Solving ODE parameters using experimental data with control inputs - #20 by zdenek_hurak is related but doesn’t really have an MTK answer.

This needs an issue. We currently don’t have a good MTK interface on it, unless @baggepinnen has a controls functionality specifically for it.

1 Like

The problem you describe seems to be a standard optimal control problem. See ModelPredictiveControl.jl for an existing package.

If you want to write it yourself for a continuous time model, a straightforward and simple way to do it is to use a vector of unknowns [u_0, u_1, ..., u_N-1] changing at times [t_1, t_1, ..., t_N]. If you want to use ModelingToolkit, I’d guess the simplest way is to use the DataInterpolations.jl package (note: in your text, you miss an s at the end of the package name). In Model Predictive Control, it is quite common to assume “zero order hold” control input, which means you should use the ConstantInterpolation function, not the LinearInterpolation function. But there is now general rule – perhaps you get better results if you use other forms, e.g., spline interpolation?

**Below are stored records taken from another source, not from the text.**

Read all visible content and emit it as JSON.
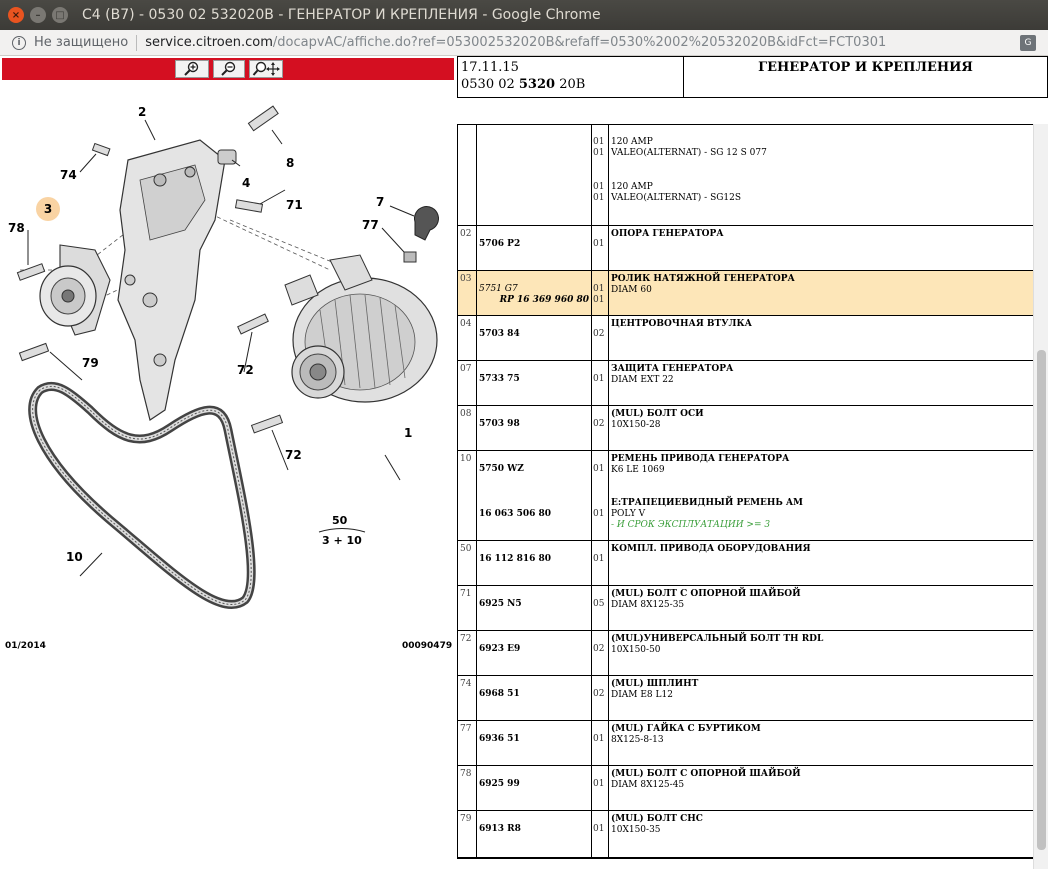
{
  "window": {
    "title": "C4 (B7) - 0530 02 532020B - ГЕНЕРАТОР И КРЕПЛЕНИЯ - Google Chrome"
  },
  "address_bar": {
    "security_label": "Не защищено",
    "url_host": "service.citroen.com",
    "url_path": "/docapvAC/affiche.do?ref=053002532020B&refaff=0530%2002%20532020B&idFct=FCT0301"
  },
  "icons": {
    "zoom_in": "zoom-in-icon",
    "zoom_out": "zoom-out-icon",
    "zoom_pan": "zoom-pan-icon",
    "info": "info-icon",
    "translate": "translate-icon"
  },
  "colors": {
    "toolbar_red": "#d40f21",
    "highlight_row": "#fde6b8",
    "callout_highlight": "#f9d3a3",
    "note_green": "#3a9e3a"
  },
  "diagram": {
    "date": "01/2014",
    "code": "00090479",
    "callouts": [
      "2",
      "8",
      "4",
      "74",
      "71",
      "3",
      "78",
      "7",
      "77",
      "79",
      "72",
      "72",
      "1",
      "10"
    ],
    "ratio_top": "50",
    "ratio_bottom": "3 + 10"
  },
  "header": {
    "date": "17.11.15",
    "ref_prefix": "0530 02 ",
    "ref_bold": "5320",
    "ref_suffix": " 20B",
    "title": "ГЕНЕРАТОР И КРЕПЛЕНИЯ"
  },
  "rows": [
    {
      "num": "",
      "ref": "",
      "qty1": "01",
      "qty2": "01",
      "qty3": "01",
      "qty4": "01",
      "d1": "120 AMP",
      "d2": "VALEO(ALTERNAT) - SG 12 S 077",
      "d3": "120 AMP",
      "d4": "VALEO(ALTERNAT) - SG12S"
    },
    {
      "num": "02",
      "ref": "5706 P2",
      "qty": "01",
      "title": "ОПОРА ГЕНЕРАТОРА",
      "desc": ""
    },
    {
      "num": "03",
      "ref": "5751 G7",
      "ref2": "RP 16 369 960 80",
      "qty": "01",
      "qty2": "01",
      "title": "РОЛИК НАТЯЖНОЙ ГЕНЕРАТОРА",
      "desc": "DIAM 60"
    },
    {
      "num": "04",
      "ref": "5703 84",
      "qty": "02",
      "title": "ЦЕНТРОВОЧНАЯ ВТУЛКА",
      "desc": ""
    },
    {
      "num": "07",
      "ref": "5733 75",
      "qty": "01",
      "title": "ЗАЩИТА ГЕНЕРАТОРА",
      "desc": "DIAM EXT 22"
    },
    {
      "num": "08",
      "ref": "5703 98",
      "qty": "02",
      "title": "(MUL) БОЛТ ОСИ",
      "desc": "10X150-28"
    },
    {
      "num": "10",
      "ref": "5750 WZ",
      "qty": "01",
      "title": "РЕМЕНЬ ПРИВОДА ГЕНЕРАТОРА",
      "desc": "K6 LE 1069",
      "ref2": "16 063 506 80",
      "qty2": "01",
      "title2": "E:ТРАПЕЦИЕВИДНЫЙ РЕМЕНЬ AM",
      "desc2": "POLY V",
      "note": "- И СРОК ЭКСПЛУАТАЦИИ >= 3"
    },
    {
      "num": "50",
      "ref": "16 112 816 80",
      "qty": "01",
      "title": "КОМПЛ. ПРИВОДА ОБОРУДОВАНИЯ",
      "desc": ""
    },
    {
      "num": "71",
      "ref": "6925 N5",
      "qty": "05",
      "title": "(MUL) БОЛТ С ОПОРНОЙ ШАЙБОЙ",
      "desc": "DIAM 8X125-35"
    },
    {
      "num": "72",
      "ref": "6923 E9",
      "qty": "02",
      "title": "(MUL)УНИВЕРСАЛЬНЫЙ БОЛТ TH RDL",
      "desc": "10X150-50"
    },
    {
      "num": "74",
      "ref": "6968 51",
      "qty": "02",
      "title": "(MUL) ШПЛИНТ",
      "desc": "DIAM E8 L12"
    },
    {
      "num": "77",
      "ref": "6936 51",
      "qty": "01",
      "title": "(MUL) ГАЙКА С БУРТИКОМ",
      "desc": "8X125-8-13"
    },
    {
      "num": "78",
      "ref": "6925 99",
      "qty": "01",
      "title": "(MUL) БОЛТ С ОПОРНОЙ ШАЙБОЙ",
      "desc": "DIAM 8X125-45"
    },
    {
      "num": "79",
      "ref": "6913 R8",
      "qty": "01",
      "title": "(MUL) БОЛТ CHC",
      "desc": "10X150-35"
    }
  ]
}
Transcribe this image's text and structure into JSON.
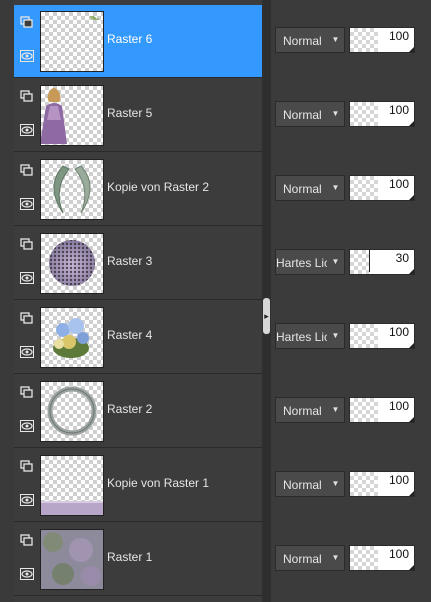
{
  "layers_panel": {
    "layers": [
      {
        "name": "Raster 6",
        "blend_mode": "Normal",
        "opacity": "100",
        "opacity_fraction": 1.0,
        "selected": true,
        "thumbnail": "transparent-with-small-green-sprig"
      },
      {
        "name": "Raster 5",
        "blend_mode": "Normal",
        "opacity": "100",
        "opacity_fraction": 1.0,
        "selected": false,
        "thumbnail": "woman-in-purple-dress"
      },
      {
        "name": "Kopie von Raster 2",
        "blend_mode": "Normal",
        "opacity": "100",
        "opacity_fraction": 1.0,
        "selected": false,
        "thumbnail": "grey-green-swirl-frame"
      },
      {
        "name": "Raster 3",
        "blend_mode": "Hartes Licht",
        "opacity": "30",
        "opacity_fraction": 0.3,
        "selected": false,
        "thumbnail": "dotted-lilac-circle"
      },
      {
        "name": "Raster 4",
        "blend_mode": "Hartes Licht",
        "opacity": "100",
        "opacity_fraction": 1.0,
        "selected": false,
        "thumbnail": "blue-flower-cluster"
      },
      {
        "name": "Raster 2",
        "blend_mode": "Normal",
        "opacity": "100",
        "opacity_fraction": 1.0,
        "selected": false,
        "thumbnail": "grey-circle-ring"
      },
      {
        "name": "Kopie von Raster 1",
        "blend_mode": "Normal",
        "opacity": "100",
        "opacity_fraction": 1.0,
        "selected": false,
        "thumbnail": "transparent-with-lilac-bottom-band"
      },
      {
        "name": "Raster 1",
        "blend_mode": "Normal",
        "opacity": "100",
        "opacity_fraction": 1.0,
        "selected": false,
        "thumbnail": "purple-green-texture"
      }
    ]
  },
  "icons": {
    "link": "layer-group-link-icon",
    "visibility": "eye-icon",
    "dropdown": "chevron-down-icon",
    "splitter": "chevron-right-icon"
  },
  "colors": {
    "selection": "#3399ff",
    "panel_bg": "#3c3c3c",
    "text": "#e6e6e6"
  }
}
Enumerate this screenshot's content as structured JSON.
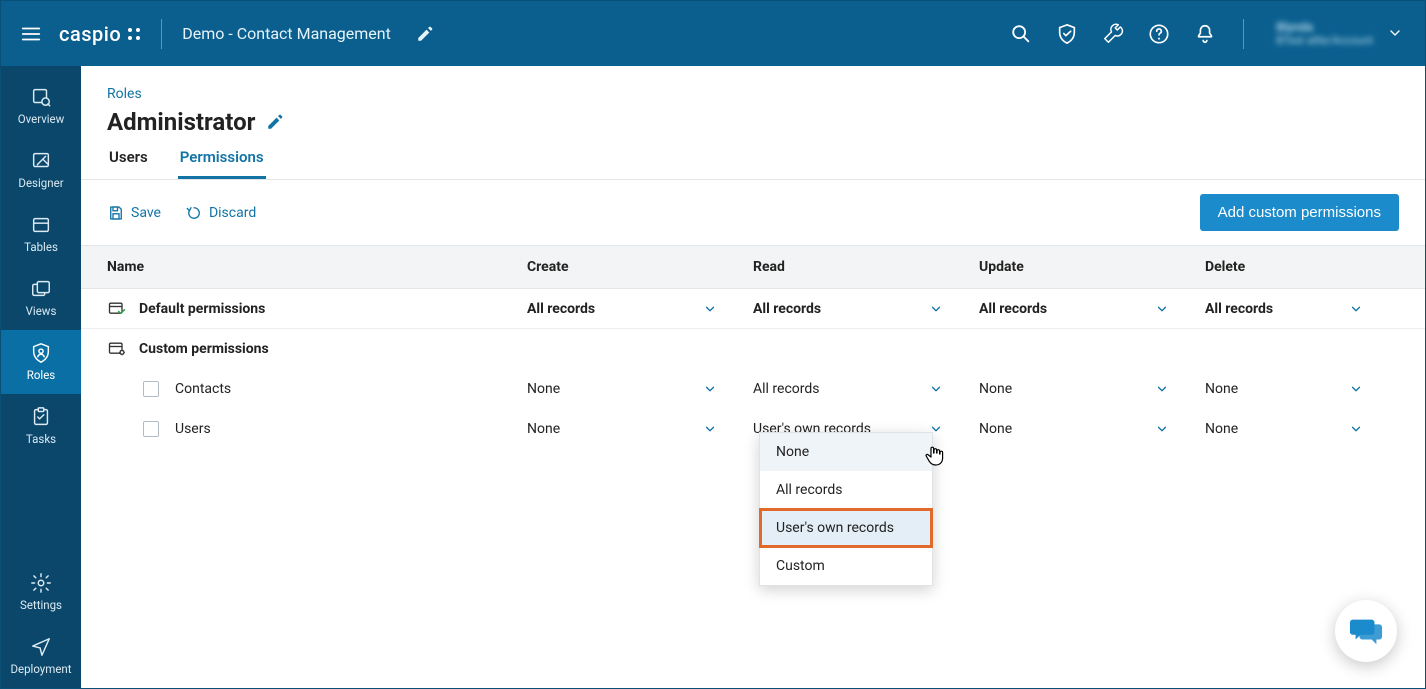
{
  "header": {
    "logo": "caspio",
    "app_name": "Demo - Contact Management",
    "user_line1": "Blynda",
    "user_line2": "BTest allte/Account"
  },
  "sidebar": {
    "items": [
      {
        "label": "Overview"
      },
      {
        "label": "Designer"
      },
      {
        "label": "Tables"
      },
      {
        "label": "Views"
      },
      {
        "label": "Roles"
      },
      {
        "label": "Tasks"
      }
    ],
    "bottom": [
      {
        "label": "Settings"
      },
      {
        "label": "Deployment"
      }
    ]
  },
  "crumb": "Roles",
  "page_title": "Administrator",
  "tabs": [
    {
      "label": "Users",
      "active": false
    },
    {
      "label": "Permissions",
      "active": true
    }
  ],
  "actions": {
    "save": "Save",
    "discard": "Discard",
    "add_custom": "Add custom permissions"
  },
  "columns": {
    "name": "Name",
    "create": "Create",
    "read": "Read",
    "update": "Update",
    "delete": "Delete"
  },
  "sections": {
    "default": "Default permissions",
    "custom": "Custom permissions"
  },
  "default_row": {
    "create": "All records",
    "read": "All records",
    "update": "All records",
    "delete": "All records"
  },
  "custom_rows": [
    {
      "name": "Contacts",
      "create": "None",
      "read": "All records",
      "update": "None",
      "delete": "None"
    },
    {
      "name": "Users",
      "create": "None",
      "read": "User's own records",
      "update": "None",
      "delete": "None"
    }
  ],
  "dropdown": {
    "options": [
      "None",
      "All records",
      "User's own records",
      "Custom"
    ],
    "hover_index": 0,
    "selected_index": 2
  }
}
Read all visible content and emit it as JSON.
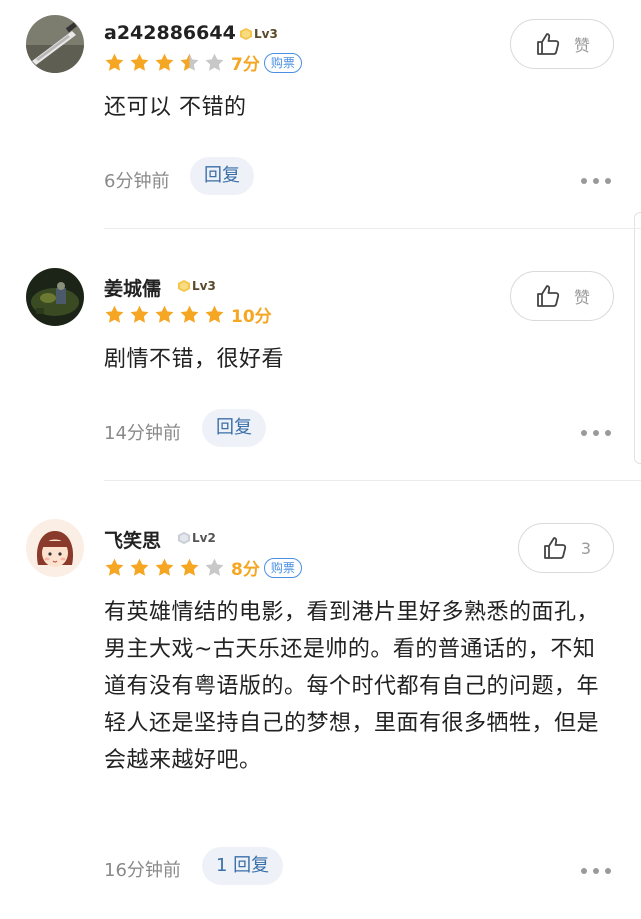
{
  "colors": {
    "star_filled": "#f5a623",
    "star_empty": "#c8c8c8",
    "score": "#f5a623",
    "ticket": "#4a90e2",
    "reply_bg": "#eef2f8",
    "reply_text": "#3b6fa8"
  },
  "comments": [
    {
      "username": "a242886644",
      "level": "Lv3",
      "rating_stars": 3.5,
      "score": "7分",
      "ticket_badge": "购票",
      "like_label": "赞",
      "text": "还可以 不错的",
      "time": "6分钟前",
      "reply_label": "回复",
      "avatar_icon": "knife-avatar-icon"
    },
    {
      "username": "姜城儒",
      "level": "Lv3",
      "rating_stars": 5,
      "score": "10分",
      "like_label": "赞",
      "text": "剧情不错，很好看",
      "time": "14分钟前",
      "reply_label": "回复",
      "avatar_icon": "game-scene-avatar-icon"
    },
    {
      "username": "飞笑思",
      "level": "Lv2",
      "rating_stars": 4,
      "score": "8分",
      "ticket_badge": "购票",
      "like_label": "3",
      "text": "有英雄情结的电影，看到港片里好多熟悉的面孔，男主大戏~古天乐还是帅的。看的普通话的，不知道有没有粤语版的。每个时代都有自己的问题，年轻人还是坚持自己的梦想，里面有很多牺牲，但是会越来越好吧。",
      "time": "16分钟前",
      "reply_label": "1 回复",
      "avatar_icon": "cartoon-girl-avatar-icon"
    }
  ]
}
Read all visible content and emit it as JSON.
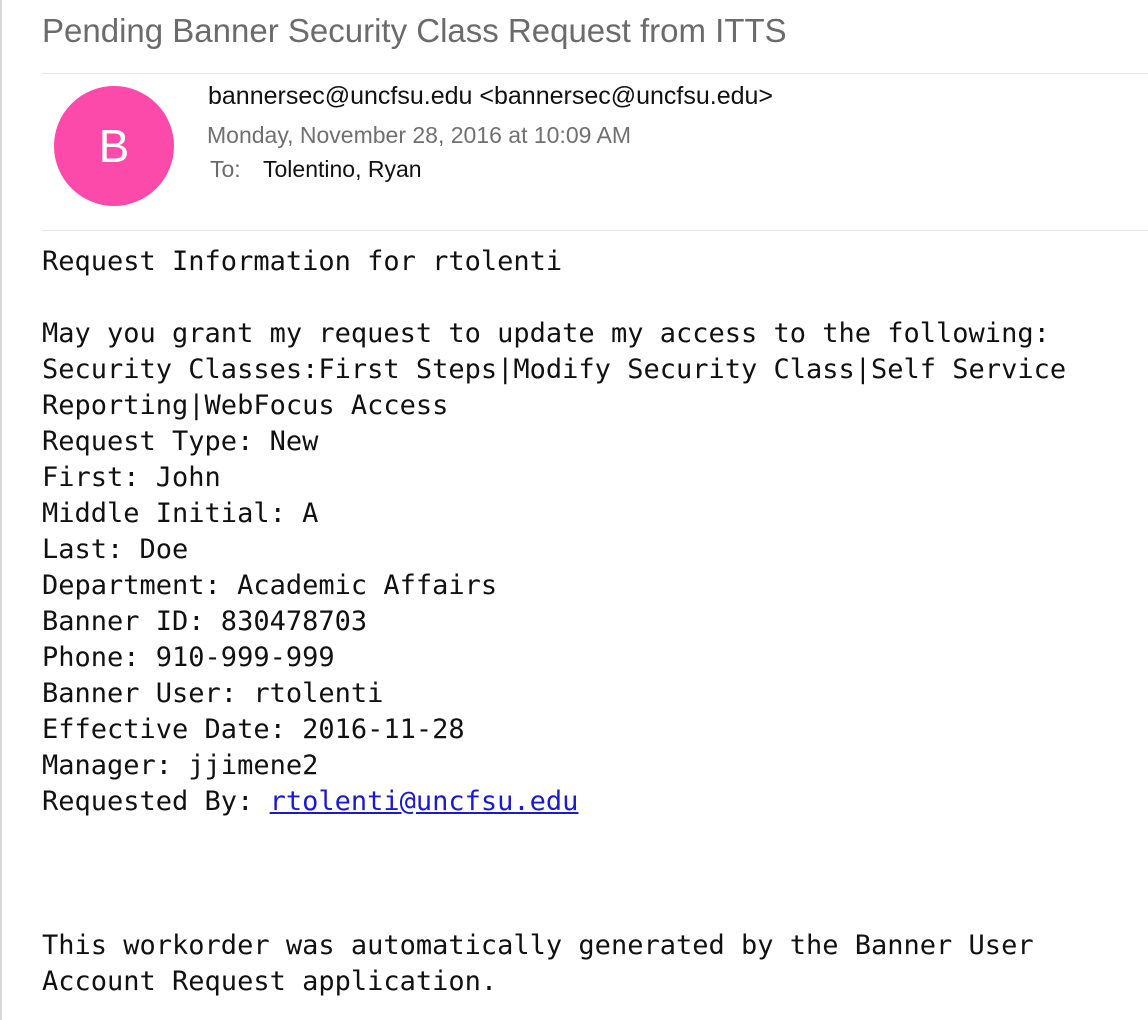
{
  "email": {
    "subject": "Pending Banner Security Class Request from ITTS",
    "avatar_letter": "B",
    "avatar_color": "#fc4aaa",
    "from": "bannersec@uncfsu.edu <bannersec@uncfsu.edu>",
    "date": "Monday, November 28, 2016 at 10:09 AM",
    "to_label": "To:",
    "to_value": "Tolentino, Ryan"
  },
  "body": {
    "heading": "Request Information for rtolenti",
    "intro": "May you grant my request to update my access to the following:",
    "security_classes_line1": "Security Classes:First Steps|Modify Security Class|Self Service",
    "security_classes_line2": "Reporting|WebFocus Access",
    "request_type": "Request Type: New",
    "first": "First: John",
    "middle_initial": "Middle Initial: A",
    "last": "Last: Doe",
    "department": "Department: Academic Affairs",
    "banner_id": "Banner ID: 830478703",
    "phone": "Phone: 910-999-999",
    "banner_user": "Banner User: rtolenti",
    "effective_date": "Effective Date: 2016-11-28",
    "manager": "Manager: jjimene2",
    "requested_by_label": "Requested By: ",
    "requested_by_link": "rtolenti@uncfsu.edu"
  },
  "footer": {
    "line1": "This workorder was automatically generated by the Banner User",
    "line2": "Account Request application."
  }
}
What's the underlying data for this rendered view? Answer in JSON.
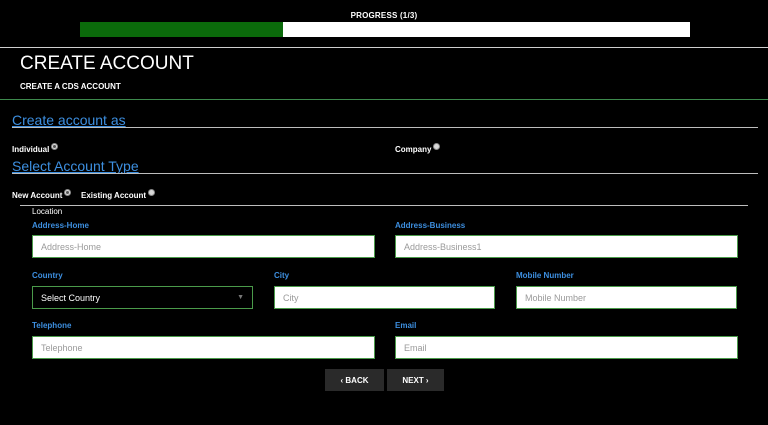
{
  "progress": {
    "label": "PROGRESS (1/3)",
    "fraction": 0.333
  },
  "header": {
    "title": "CREATE ACCOUNT",
    "subtitle": "CREATE A CDS ACCOUNT"
  },
  "create_as": {
    "heading": "Create account as",
    "options": [
      {
        "label": "Individual",
        "checked": true
      },
      {
        "label": "Company",
        "checked": false
      }
    ]
  },
  "account_type": {
    "heading": "Select Account Type",
    "options": [
      {
        "label": "New Account",
        "checked": true
      },
      {
        "label": "Existing Account",
        "checked": false
      }
    ]
  },
  "location": {
    "legend": "Location",
    "address_home": {
      "label": "Address-Home",
      "placeholder": "Address-Home"
    },
    "address_business": {
      "label": "Address-Business",
      "placeholder": "Address-Business1"
    },
    "country": {
      "label": "Country",
      "value": "Select Country"
    },
    "city": {
      "label": "City",
      "placeholder": "City"
    },
    "mobile": {
      "label": "Mobile Number",
      "placeholder": "Mobile Number"
    },
    "telephone": {
      "label": "Telephone",
      "placeholder": "Telephone"
    },
    "email": {
      "label": "Email",
      "placeholder": "Email"
    }
  },
  "buttons": {
    "back": "‹ BACK",
    "next": "NEXT ›"
  },
  "colors": {
    "accent": "#3d8fe0",
    "progress": "#0b6a0b",
    "field_border": "#4a9a4a"
  },
  "icons": {
    "dropdown": "chevron-down-icon"
  }
}
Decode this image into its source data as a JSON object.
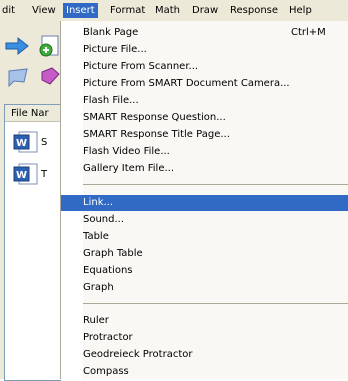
{
  "menubar": {
    "items": [
      "dit",
      "View",
      "Insert",
      "Format",
      "Math",
      "Draw",
      "Response",
      "Help"
    ]
  },
  "sidebar": {
    "column_header": "File Nar",
    "files": [
      {
        "letter": "S"
      },
      {
        "letter": "T"
      }
    ]
  },
  "insert_menu": {
    "group1": [
      {
        "label": "Blank Page",
        "shortcut": "Ctrl+M"
      },
      {
        "label": "Picture File..."
      },
      {
        "label": "Picture From Scanner..."
      },
      {
        "label": "Picture From SMART Document Camera..."
      },
      {
        "label": "Flash File..."
      },
      {
        "label": "SMART Response Question..."
      },
      {
        "label": "SMART Response Title Page..."
      },
      {
        "label": "Flash Video File..."
      },
      {
        "label": "Gallery Item File..."
      }
    ],
    "group2": [
      {
        "label": "Link..."
      },
      {
        "label": "Sound..."
      },
      {
        "label": "Table"
      },
      {
        "label": "Graph Table"
      },
      {
        "label": "Equations"
      },
      {
        "label": "Graph"
      }
    ],
    "group3": [
      {
        "label": "Ruler"
      },
      {
        "label": "Protractor"
      },
      {
        "label": "Geodreieck Protractor"
      },
      {
        "label": "Compass"
      }
    ],
    "highlighted": "Link..."
  },
  "colors": {
    "menu_highlight": "#316ac5",
    "chrome": "#ece9d8"
  }
}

So a straightforward procedure would be:

  • Define the optimization variables U_j = [u_1^j, ..., u_{N-1}^j] with changes at T=[t_1, ..., t_N] and let U_0 be your initial guess.
  • Construct the interpolation function, say, ConstantInterpolation(U_0, T)
  • Pass the interpolation function to your MTK model.
  • Construct a cost function, which will depend on U_j
  • Use an optimization algorithm to change U_j until optimum is reached.

Things to think about:

  • How efficient is it to construct a new interpolation function each time step? I don’t know, but hopefully relatively efficient.
  • The procedure sketched above uses “single shooting”, i.e., solves the prediction model forward in one go. This may not be a good idea if the model is “unstable”. For stable systems, it should work relatively well, I’d think.
  • If the system is more problematic, you may use “multiple shooting”: divide the future horizon into sub-horizon, and make guesses for the initial values at the start of each sub-horizon. Then use MTK to solve the model over each short sub-horizon with the “guessed” intial values for each sub-horizon. With a short horizon, there is much less chance of something going wrong wrt. instability. However, most likely, the solution at the end of one sub-horizon will not match the guessed initial value of the subsequent sub-horizon, so you need to iterate on the guesses of initial values for each sub-horizon until you achieve a continuous solution.
  • The best method may be Biegler et al.'s idea of simultaneous collocation and optimization, where some collocation approximation is introduced for the model prediction in combination with the discretized input U_j.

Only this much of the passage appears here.